Trinity term 2016


Week 1:      Friday 29th April, 3.30 p.m. 

Speaker:    Professor Sayan Mukherjee, Department of Statistical Science, Duke University
Title:           Stochastic topology and inference
Abstract:    We will discuss three examples where stochastic topology is relevant to statistical inference or probability theory.

Modeling surfaces: Given morphological data in the form of meshes we introduce two related statistical summaries, the Euler Characteristic Transform and the Persistent Homology Transform. We use the PHT and ECT to represent shapes and execute operations such as computing distances between shapes. We prove the transforms are injective maps and satisfy a formal definition of statistical sufficiency. In addition, the ECT provides for a simple exponential family formulation which allows for likelihood based modeling of surfaces without the need for landmarks. We present results on a set heel bones of 106 extinct and extant primates.

Percolation on manifolds: Given n points drawn from a point process on a manifold, consider the  random set which consists of the union of balls of radius r around the points. As n goes to infinity, r is sent to zero at varying rates. For this stochastic process we provide scaling limits and phase transitions on the counts of Betti numbers and critical points.
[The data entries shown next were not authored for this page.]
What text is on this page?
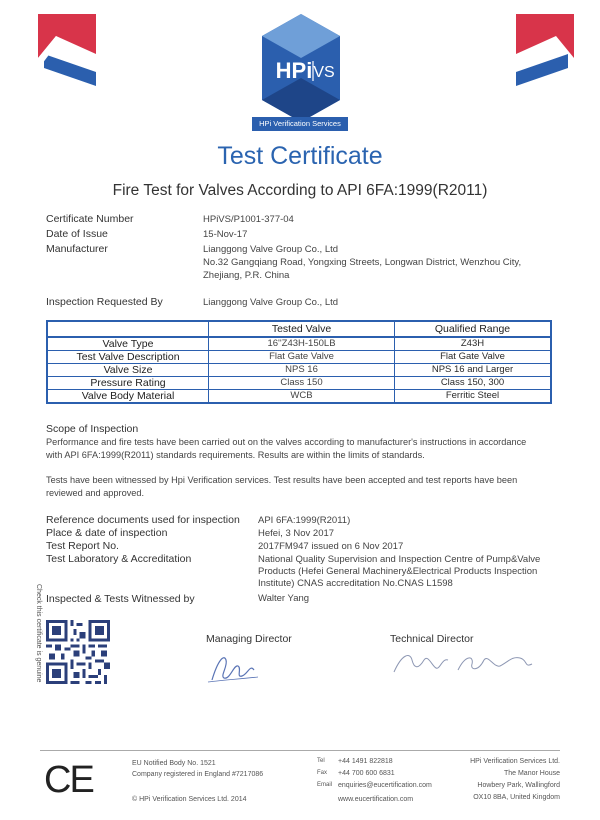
HPi VS
HPi Verification Services
Test Certificate
Fire Test for Valves According to API 6FA:1999(R2011)
Certificate Number	HPiVS/P1001-377-04
Date of Issue	15-Nov-17
Manufacturer	Lianggong Valve Group Co., Ltd
No.32 Gangqiang Road, Yongxing Streets, Longwan District, Wenzhou City,
Zhejiang, P.R. China
Inspection Requested By	Lianggong Valve Group Co., Ltd
	Tested Valve	Qualified Range
Valve Type	16''Z43H-150LB	Z43H
Test Valve Description	Flat Gate Valve	Flat Gate Valve
Valve Size	NPS 16	NPS 16 and Larger
Pressure Rating	Class 150	Class 150, 300
Valve Body Material	WCB	Ferritic Steel
Scope of Inspection
Performance and fire tests have been carried out on the valves according to manufacturer's instructions in accordance
with API 6FA:1999(R2011) standards requirements. Results are within the limits of standards.
Tests have been witnessed by Hpi Verification services. Test results have been accepted and test reports have been
reviewed and approved.
Reference documents used for inspection API 6FA:1999(R2011)
Place & date of inspection	Hefei, 3 Nov 2017
Test Report No.	2017FM947 issued on 6 Nov 2017
Test Laboratory & Accreditation	National Quality Supervision and Inspection Centre of Pump&Valve
Products (Hefei General Machinery&Electrical Products Inspection
Institute) CNAS accreditation No.CNAS L1598
Inspected & Tests Witnessed by	Walter Yang
Check this certificate is genuine	Managing Director	Technical Director
CE	EU Notified Body No. 1521
Company registered in England #7217086
© HPi Verification Services Ltd. 2014
Tel +44 1491 822818
Fax +44 700 600 6831
Email enquiries@eucertification.com
www.eucertification.com
HPi Verification Services Ltd.
The Manor House
Howbery Park, Wallingford
OX10 8BA, United Kingdom
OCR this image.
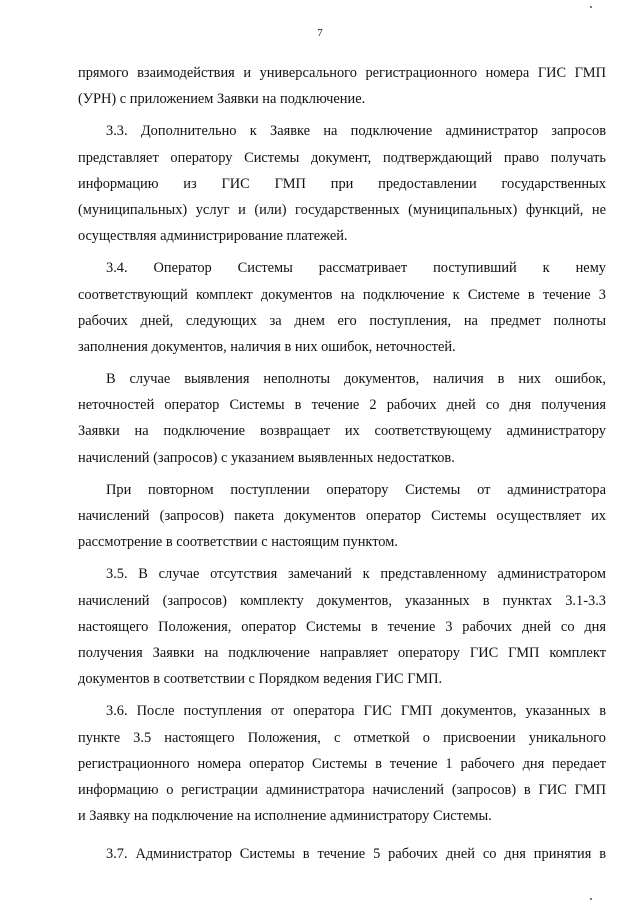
7
прямого взаимодействия и универсального регистрационного номера ГИС ГМП
(УРН) с приложением Заявки на подключение.
3.3. Дополнительно к Заявке на подключение администратор запросов
представляет оператору Системы документ, подтверждающий право получать
информацию из ГИС ГМП при предоставлении государственных
(муниципальных) услуг и (или) государственных (муниципальных) функций, не
осуществляя администрирование платежей.
3.4. Оператор Системы рассматривает поступивший к нему
соответствующий комплект документов на подключение к Системе в течение 3
рабочих дней, следующих за днем его поступления, на предмет полноты
заполнения документов, наличия в них ошибок, неточностей.
В случае выявления неполноты документов, наличия в них ошибок,
неточностей оператор Системы в течение 2 рабочих дней со дня получения
Заявки на подключение возвращает их соответствующему администратору
начислений (запросов) с указанием выявленных недостатков.
При повторном поступлении оператору Системы от администратора
начислений (запросов) пакета документов оператор Системы осуществляет их
рассмотрение в соответствии с настоящим пунктом.
3.5. В случае отсутствия замечаний к представленному администратором
начислений (запросов) комплекту документов, указанных в пунктах 3.1-3.3
настоящего Положения, оператор Системы в течение 3 рабочих дней со дня
получения Заявки на подключение направляет оператору ГИС ГМП комплект
документов в соответствии с Порядком ведения ГИС ГМП.
3.6. После поступления от оператора ГИС ГМП документов, указанных в
пункте 3.5 настоящего Положения, с отметкой о присвоении уникального
регистрационного номера оператор Системы в течение 1 рабочего дня передает
информацию о регистрации администратора начислений (запросов) в ГИС ГМП
и Заявку на подключение на исполнение администратору Системы.
3.7. Администратор Системы в течение 5 рабочих дней со дня принятия в
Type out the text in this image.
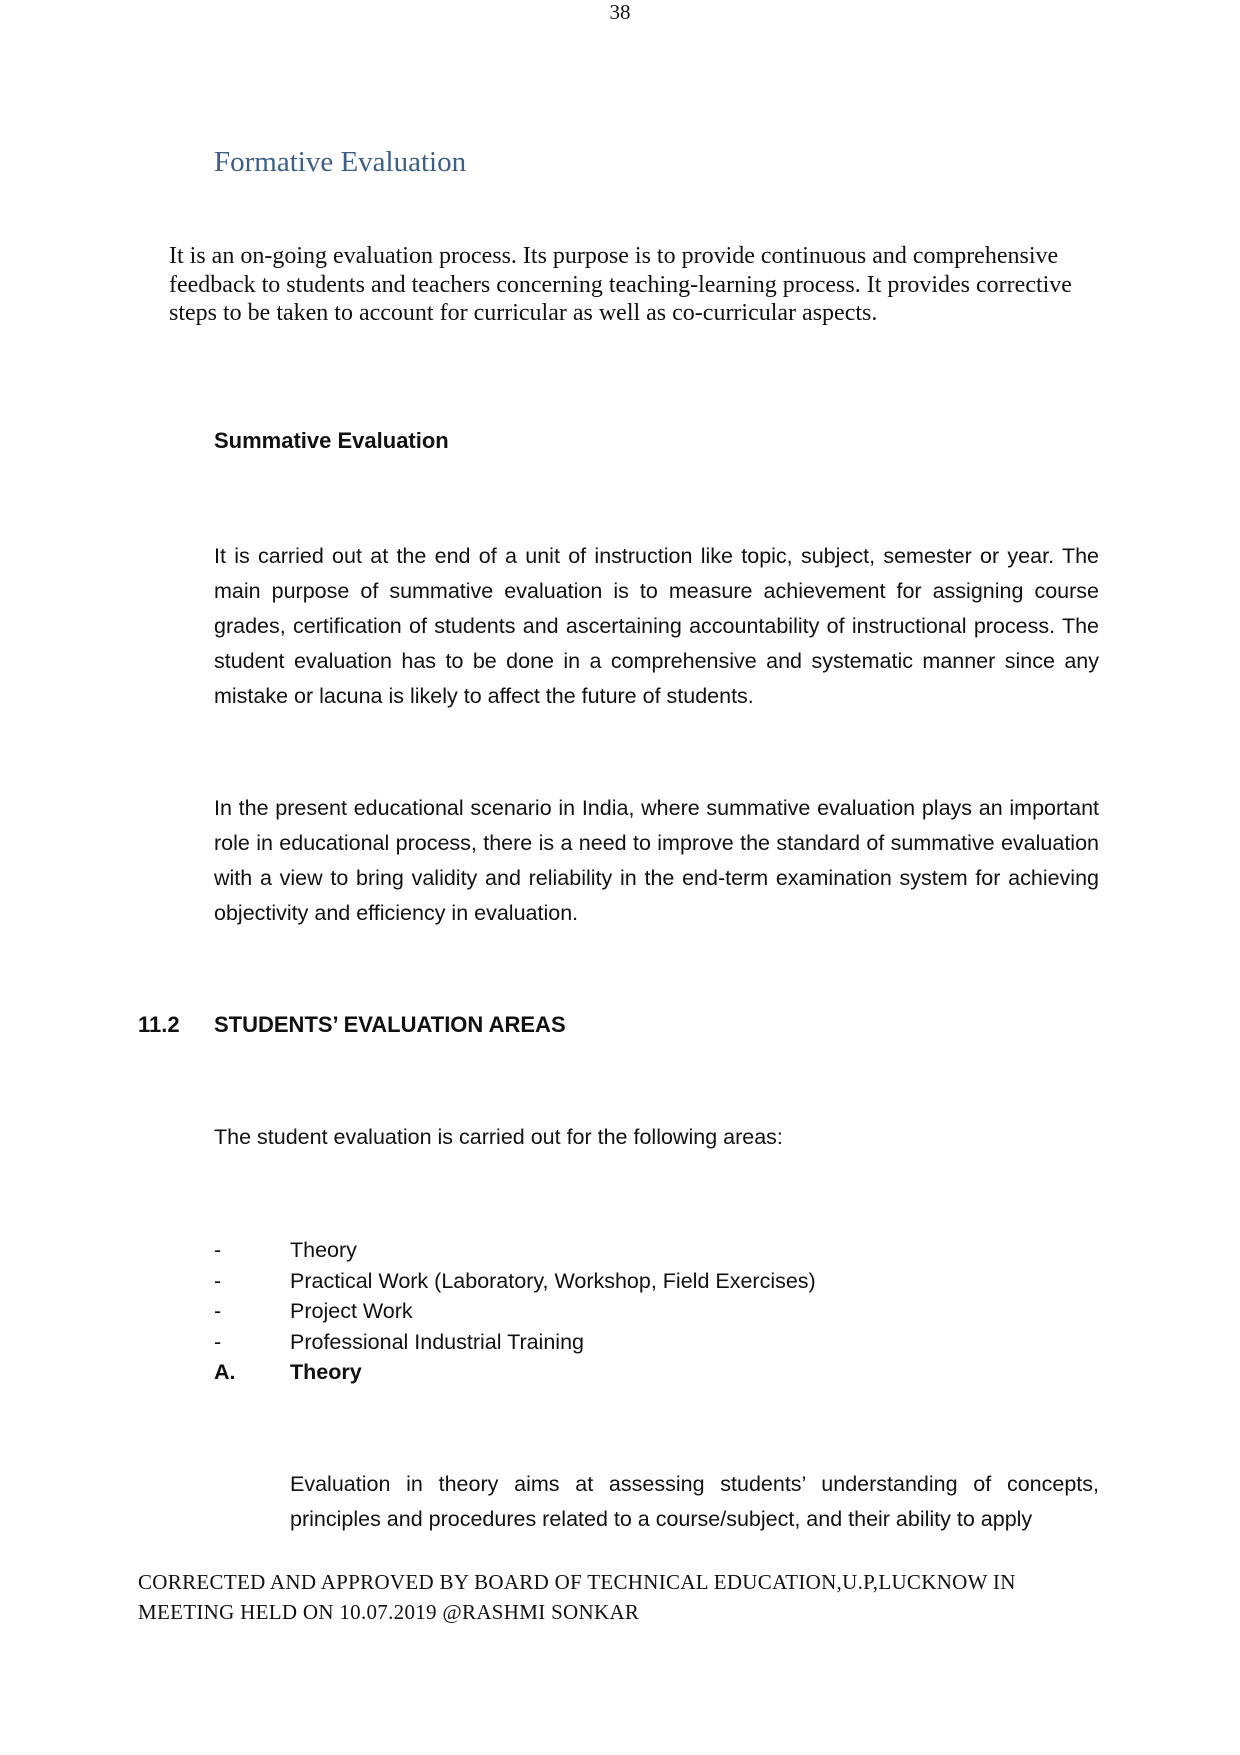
38
Formative Evaluation

It is an on-going evaluation process. Its purpose is to provide continuous and comprehensive feedback to students and teachers concerning teaching-learning process. It provides corrective steps to be taken to account for curricular as well as co-curricular aspects.

Summative Evaluation

It is carried out at the end of a unit of instruction like topic, subject, semester or year. The main purpose of summative evaluation is to measure achievement for assigning course grades, certification of students and ascertaining accountability of instructional process. The student evaluation has to be done in a comprehensive and systematic manner since any mistake or lacuna is likely to affect the future of students.

In the present educational scenario in India, where summative evaluation plays an important role in educational process, there is a need to improve the standard of summative evaluation with a view to bring validity and reliability in the end-term examination system for achieving objectivity and efficiency in evaluation.

11.2 STUDENTS’ EVALUATION AREAS

The student evaluation is carried out for the following areas:

-	Theory
-	Practical Work (Laboratory, Workshop, Field Exercises)
-	Project Work
-	Professional Industrial Training
A.	Theory

Evaluation in theory aims at assessing students’ understanding of concepts, principles and procedures related to a course/subject, and their ability to apply

CORRECTED AND APPROVED BY BOARD OF TECHNICAL EDUCATION,U.P,LUCKNOW IN
MEETING HELD ON 10.07.2019 @RASHMI SONKAR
This study falls into the category of higher-dimensional notions of percolation.

Random hypergraph models: It may be of interest to model conditional independence structure beyond graphs with the goal of capturing higher-order interactions. We develop a framework for posterior inference and prior specification for random hypergraphs using ideas from computational geometry and spatial point processes. We illustrate the utility of this approach on simulated data.

Joint work with: Katharine Turner and Doug Boyer, Omer Bobrowski, Simon Lunagomez, Robert Wolpert, Edo Airoldi

Week 4:      Wednesday 18th May, 3.30 p.m.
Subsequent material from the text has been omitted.